NP, CDR 3/8/1863

From Chattanooga Daily Rebel
 
March 8, 1863
 
The Disaster at Chunkey Bridge   {on the Southern (of Mississippi) RR}
   The Crisis publishes the following statement of the section master, Mr. A. T. Temples, concerning this disaster:
   On Monday morning, after the rains of the day previous, I took three hands -- all I had in my employ -- and with the hand car went over the whole line of my section, which is eight miles long, attending to shoving the drift from the different bridges. I was at the bridge where the accident occurred twice in the forenoon and twice in the evening. I visited the bridges four times a day, and there was no drift at all against the bridge until between 9 and 10 o'clock on the morning of Wednesday. Had been to this bridge four times each day. By 3 o'clock P. M. on Wednesday the drift had accumulated so thick and the streams so much swollen, that I could not move it with a dozen hands, had they been with me. The Chunkey was then at its highest, and the bridge had swagged down stream about one hour. Meantime, one of the bents passed out, and with it a large portion of the drift. The evening freight train was then due and laying at the station just below. There were several men at the bridge at the time, and I asked Mr. Green Harris, one of my neighbors, to stop the approaching train, which he did, while I returned to the section house. As the train ran slowly, the conductor told me to be sure to notify the train that would leave Meridian at 3 the next morning of the danger at the bridge. I said  I would do so, and took my hand car immediately and went to the water tank, where Mr. Hardy, an employee of the road, was working. I told him to stop the trains at the tank, and not let them pass, as the road was all torn up and two other trains were then at Hickory Station, and could get no further, and that one bent was out of the bridge and they could not cross. "I live so far off that I cannot be here myself," was the reply. Then I told him to be sure and keep a negro there for the purpose. I then returned to the bridge and found that the water had fallen about two inches. I then dug a hole in the middle of the track, and put up a thick pole, about as near as I could tell 150 yards from the bridge. This is the usual method of stopping trains when danger is ahead. Unable to do any more good, I returned to the section house at dark. The next morning I had the hands up before daylight and was just going out on the road to work, having full confidence that Hardy would not let the trains pass the tank. Just as I started out, I met a man running up the road with the news of the accident.

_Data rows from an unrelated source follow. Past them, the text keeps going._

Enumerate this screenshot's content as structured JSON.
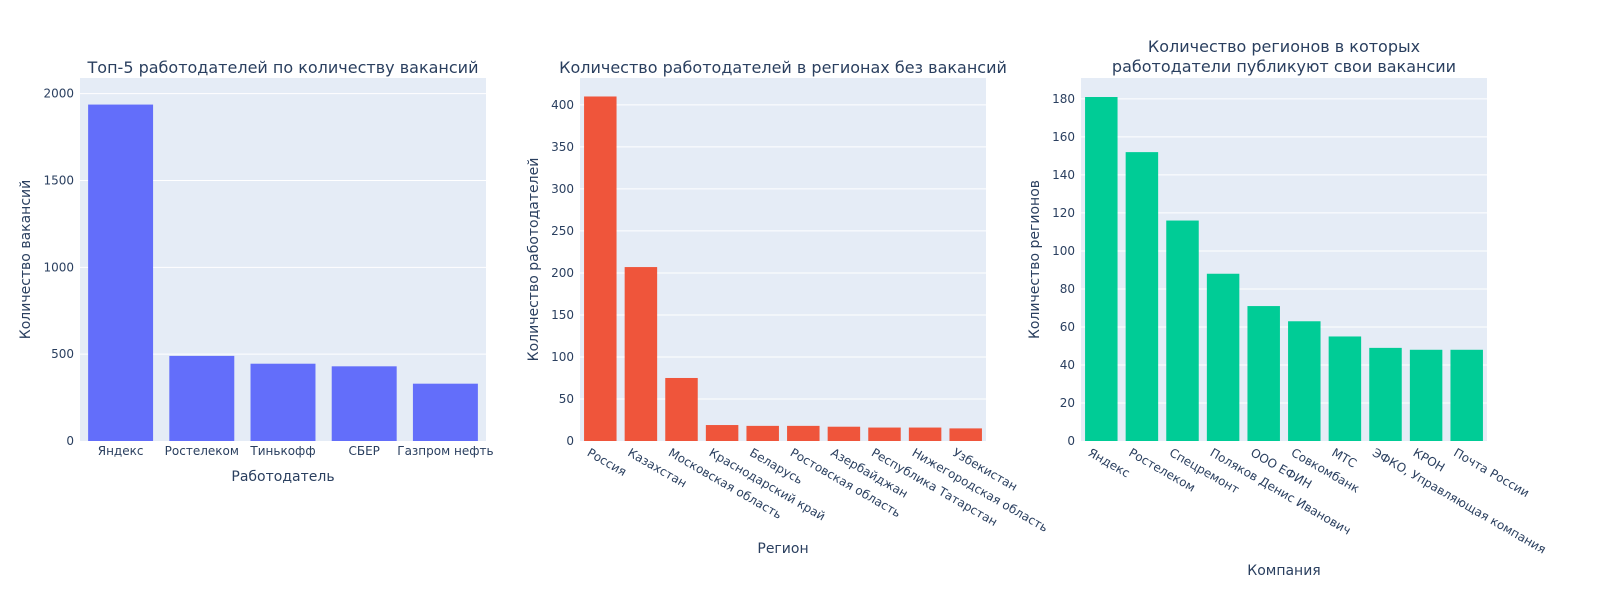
{
  "chart_data": [
    {
      "type": "bar",
      "title": [
        "Топ-5 работодателей по количеству вакансий"
      ],
      "xlabel": "Работодатель",
      "ylabel": "Количество вакансий",
      "categories": [
        "Яндекс",
        "Ростелеком",
        "Тинькофф",
        "СБЕР",
        "Газпром нефть"
      ],
      "values": [
        1937,
        490,
        445,
        430,
        330
      ],
      "ylim": [
        0,
        2090
      ],
      "yticks": [
        0,
        500,
        1000,
        1500,
        2000
      ],
      "tick_labels_rotated": false,
      "color": "#636efa",
      "grid": true
    },
    {
      "type": "bar",
      "title": [
        "Количество работодателей в регионах без вакансий"
      ],
      "xlabel": "Регион",
      "ylabel": "Количество работодателей",
      "categories": [
        "Россия",
        "Казахстан",
        "Московская область",
        "Краснодарский край",
        "Беларусь",
        "Ростовская область",
        "Азербайджан",
        "Республика Татарстан",
        "Нижегородская область",
        "Узбекистан"
      ],
      "values": [
        410,
        207,
        75,
        19,
        18,
        18,
        17,
        16,
        16,
        15
      ],
      "ylim": [
        0,
        432
      ],
      "yticks": [
        0,
        50,
        100,
        150,
        200,
        250,
        300,
        350,
        400
      ],
      "tick_labels_rotated": true,
      "color": "#ef553b",
      "grid": true
    },
    {
      "type": "bar",
      "title": [
        "Количество регионов в которых",
        "работодатели публикуют свои вакансии"
      ],
      "xlabel": "Компания",
      "ylabel": "Количество регионов",
      "categories": [
        "Яндекс",
        "Ростелеком",
        "Спецремонт",
        "Поляков Денис Иванович",
        "ООО ЕФИН",
        "Совкомбанк",
        "МТС",
        "ЭФКО, Управляющая компания",
        "КРОН",
        "Почта России"
      ],
      "values": [
        181,
        152,
        116,
        88,
        71,
        63,
        55,
        49,
        48,
        48
      ],
      "ylim": [
        0,
        191
      ],
      "yticks": [
        0,
        20,
        40,
        60,
        80,
        100,
        120,
        140,
        160,
        180
      ],
      "tick_labels_rotated": true,
      "color": "#00cc96",
      "grid": true
    }
  ]
}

   The correspondent who furnishes the statement says:
   Wherever the fault may lie, and whoever may be culpable in this terrible disaster, the officers of the railroad company, high in authority, will have to bear a large share. Their section men are furnished with neither flags or signal lights, nor a sufficient number of hands to keep the road in anything like repair. To believe that one old man with three negro men, one of whom is sick most of his time, can keep eight miles and fifteen bridges on such a road in good order, is simply ridiculous.